I am very fortunate to have the husband that I do and to have him here with me. If I were here alone I literally don't know that I could function. Two heads are much better than one in handling all of this, especially when my head is detached sometimes. He found an iPad app that records all of the conversations we have with doctors and he asks the questions that I sometimes forget I wanted to. I've been very weak and my endurance very short so he's been my mule – to put it in a very unromantic way. Craig has been doing a lot of schlepping of suitcases, medical record binders, grocery bags and household goods so that I don't have any extra weight to carry when walking to the train or bus. He keeps me laughing and in good spirits and he keeps me on top of things and has become the social coordinator and public transportation navigator as we do not have a car here. We make a good team.

All in all things are settling in on all fronts. I’m told that the third and fourth week on this trial will be the toughest – something to look forward to. Right now I am okay, but I do hit major walls, which leave me with no choice but to lie down and sleep. It doesn’t take much to completely deflate me of all my energy and the deflation doesn’t come gradually. It happens with one big pop. On Monday I will head back into the cancer center for further bloodwork. The hope is that my body regenerated enough blood cells on its own to get me up to snuff over this weekend, but if not, they’ll shoot me up with some bone marrow stimulating shots. I’m okay with being on a pill break for the next couple of days. My body could use the rest.

Houston Highlights:

4-10 blog pix

Friday, April 1, 2011

Chemo by Mouth?

I will write in much more detail soon, but here is a very brief update:

We made it here to Houston, TX, without a hitch and have had fabulous accommodations with our friends Mike and Brenna who have been incredibly gracious.

My consultation with the MD Anderson lymphoma team went well and gave me a lot of hope that we'll beat this without a problem. There has been lots of back and forth between my team here and at Sloan-Kettering and lots of changes over the past two days i.e. I have cancer, I don't have cancer, I qualify for the trial, I don't qualify for the trial, etc. etc. craziness.

But today, on April Fool's, it all settled. I am enrolled in MD Anderson's clinical trial combining Panibinostat (LBH589) and Everolimus (RAD001). They are both experimental targeted therapy oral medications, technically not chemotherapy as they work in a totally different way to go after the Hodgkin lymphoma cells. It will get those chemo resistant bastards.

I'll take an Everolimus pill every day and Panibinostat three times a week. I took my first two today while riding in the car just like taking an aspirin. I didn't explode and I feel nothing so far, this is good. They want to keep me in Houston for the first month to monitor me weekly with blood work and heart test checks. We've secured a sick apartment that we are moving into Monday or Tuesday for our one-month stay.
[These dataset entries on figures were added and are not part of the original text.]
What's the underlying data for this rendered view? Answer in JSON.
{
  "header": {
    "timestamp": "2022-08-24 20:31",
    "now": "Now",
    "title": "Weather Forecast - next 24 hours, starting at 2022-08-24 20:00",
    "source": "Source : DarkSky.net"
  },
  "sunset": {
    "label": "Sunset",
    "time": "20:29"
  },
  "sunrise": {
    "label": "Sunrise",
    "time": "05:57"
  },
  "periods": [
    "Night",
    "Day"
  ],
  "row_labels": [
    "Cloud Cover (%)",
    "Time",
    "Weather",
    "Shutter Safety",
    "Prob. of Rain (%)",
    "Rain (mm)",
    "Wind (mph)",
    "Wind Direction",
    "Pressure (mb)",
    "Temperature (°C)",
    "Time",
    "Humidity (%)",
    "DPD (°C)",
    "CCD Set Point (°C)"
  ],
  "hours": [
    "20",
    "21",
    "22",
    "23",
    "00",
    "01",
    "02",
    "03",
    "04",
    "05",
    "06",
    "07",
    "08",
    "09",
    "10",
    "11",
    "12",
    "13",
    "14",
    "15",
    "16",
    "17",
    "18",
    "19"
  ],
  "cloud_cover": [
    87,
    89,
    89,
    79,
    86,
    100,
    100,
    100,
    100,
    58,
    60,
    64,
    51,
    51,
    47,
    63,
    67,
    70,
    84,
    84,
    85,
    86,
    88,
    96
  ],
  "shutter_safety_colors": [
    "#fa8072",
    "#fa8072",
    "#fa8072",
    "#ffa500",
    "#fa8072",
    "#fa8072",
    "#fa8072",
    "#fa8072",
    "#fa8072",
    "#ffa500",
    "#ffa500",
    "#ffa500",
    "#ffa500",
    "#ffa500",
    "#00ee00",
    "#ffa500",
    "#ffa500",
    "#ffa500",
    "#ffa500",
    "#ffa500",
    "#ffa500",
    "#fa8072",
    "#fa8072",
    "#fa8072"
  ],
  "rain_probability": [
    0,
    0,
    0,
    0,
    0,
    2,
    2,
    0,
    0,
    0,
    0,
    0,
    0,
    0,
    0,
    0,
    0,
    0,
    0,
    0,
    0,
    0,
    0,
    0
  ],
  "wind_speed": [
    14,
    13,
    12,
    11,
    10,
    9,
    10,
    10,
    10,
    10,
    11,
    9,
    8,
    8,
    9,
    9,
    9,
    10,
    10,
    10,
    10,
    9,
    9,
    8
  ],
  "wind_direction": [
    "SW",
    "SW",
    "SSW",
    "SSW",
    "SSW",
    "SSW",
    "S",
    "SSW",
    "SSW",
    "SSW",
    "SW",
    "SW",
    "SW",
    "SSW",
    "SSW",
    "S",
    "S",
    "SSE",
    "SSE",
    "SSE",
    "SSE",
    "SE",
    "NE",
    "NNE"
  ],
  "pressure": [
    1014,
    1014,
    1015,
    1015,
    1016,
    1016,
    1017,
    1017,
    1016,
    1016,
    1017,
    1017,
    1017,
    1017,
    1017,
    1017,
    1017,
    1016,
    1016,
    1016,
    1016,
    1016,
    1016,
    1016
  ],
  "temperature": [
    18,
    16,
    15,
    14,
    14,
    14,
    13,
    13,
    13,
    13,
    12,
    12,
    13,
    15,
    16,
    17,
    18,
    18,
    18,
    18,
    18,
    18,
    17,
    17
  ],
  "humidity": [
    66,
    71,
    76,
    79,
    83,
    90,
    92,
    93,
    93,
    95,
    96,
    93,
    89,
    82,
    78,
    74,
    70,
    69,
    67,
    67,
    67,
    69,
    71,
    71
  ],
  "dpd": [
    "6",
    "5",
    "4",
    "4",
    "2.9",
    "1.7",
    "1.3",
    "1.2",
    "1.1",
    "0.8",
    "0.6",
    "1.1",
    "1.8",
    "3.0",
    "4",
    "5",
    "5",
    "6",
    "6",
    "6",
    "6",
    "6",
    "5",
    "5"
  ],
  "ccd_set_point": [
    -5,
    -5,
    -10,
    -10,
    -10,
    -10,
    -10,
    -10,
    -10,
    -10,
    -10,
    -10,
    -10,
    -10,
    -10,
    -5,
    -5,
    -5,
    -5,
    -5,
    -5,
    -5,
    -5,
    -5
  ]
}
It's estimated that the side effects won't set in until the third and fourth week - mouth sores, low blood counts, GI fun, but nothing crazy. So, until then I can just live a totally normal life being in constant contact with my nurse practitioner with any strange symptoms. They'll likely have to keep adjusting my dosage for this first month as no one on this trial has been yet able to maintain the highest dosage without a break. We'll be in constant contact about my symptoms and especially how my platelets are holding up.

So, with that said, we're going to all the free Final Four concerts happening here: Sublime, Kings of Leon, Kenny Chesney and we're actually getting to see UConn play at Reliant due to a totally unexpected surprise from some very special people. Final Four, Baby!

It is expected to be in the mid-80s and sunny all weekend and this makes me very happy. We've sampled the Mexican and the BBQ food, and I'm looking forward to eating my way around Houston. My nurse, Amy, told me today that they don't want me to lose weight so I should eat anything and everything. Will do.